The road transport sector is responsible for almost a quarter of Europe's greenhouse gas emissions. In addition, it creates high external costs like pollution, noise, congestion, as well as health and environmental problems to the European society. The opinion focuses on the issue of road charging on a European level to fight these negative effects. It will strengthen the internal market by seamless and interoperable tolling systems that collect road charging revenues that will be used for infrastructure investments and reduction of external cost of road transport.
The CoR opinion highlighted the need for regions with special geographic circumstance (like mountainous regions) to set targets corresponding to the actual cost of transport. This was also echoed in the EP report adopted in Parliament. The Parliament also stressed in their report that "Member States" shall mean all national and sub-national entities that are "empowered to ensure compliance with Union law."

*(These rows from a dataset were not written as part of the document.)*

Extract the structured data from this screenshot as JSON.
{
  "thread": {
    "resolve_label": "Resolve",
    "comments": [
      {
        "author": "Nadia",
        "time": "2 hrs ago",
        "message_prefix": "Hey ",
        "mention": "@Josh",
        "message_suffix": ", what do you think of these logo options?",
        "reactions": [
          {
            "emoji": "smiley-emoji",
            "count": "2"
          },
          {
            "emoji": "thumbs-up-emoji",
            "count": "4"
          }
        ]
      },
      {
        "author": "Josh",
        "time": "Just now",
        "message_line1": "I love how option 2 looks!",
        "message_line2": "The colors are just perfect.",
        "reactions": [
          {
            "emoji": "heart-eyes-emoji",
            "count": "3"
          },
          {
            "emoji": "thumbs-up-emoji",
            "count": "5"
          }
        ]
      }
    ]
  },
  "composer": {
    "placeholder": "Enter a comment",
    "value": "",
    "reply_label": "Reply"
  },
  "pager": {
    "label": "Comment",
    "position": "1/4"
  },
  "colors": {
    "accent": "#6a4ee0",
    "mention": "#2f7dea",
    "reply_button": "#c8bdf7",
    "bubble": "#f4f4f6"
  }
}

THE EUROPEAN COMMITTEE OF THE REGIONS
- notes that building up infrastructure can improve territorial cohesion and that infrastructure maintenance in many regions is nowadays at such a low level that there is a risk that territorial and social cohesion will deteriorate;
- believes that aspects of territorial and social cohesion must be taken into account. The introduction of road charging schemes must not lead to any exclusion on the basis of geographical location or socio-economic situation;
- notes that the quality of road infrastructure is on average declining and that investment decisions need to be taken in revenue-generating areas. Road tolls and external cost charges collected in one region need, in principle, to be reinvested in the transport infrastructure of the region in close co-operation with the competent local and regional authorities;
- is aware that the external costs of transport such as congestion and air and noise pollution have a serious impact on the environment and health and on the economy as a whole;
- points out that where the changes to the road toll principles (user pays, polluter pays) are applied by Member States and regions, they will inevitably lead to more vehicles using local road networks, with adverse effects on safety, the environment and the costs of maintaining the local road network;
- points out that the calculation of the tolls should take into account the differences between regions in terms of traffic density and the distance between business and residential centres;
- notes that road users are in an unequal position and that the principle of non-discrimination between the different types of road vehicles needs to be implemented.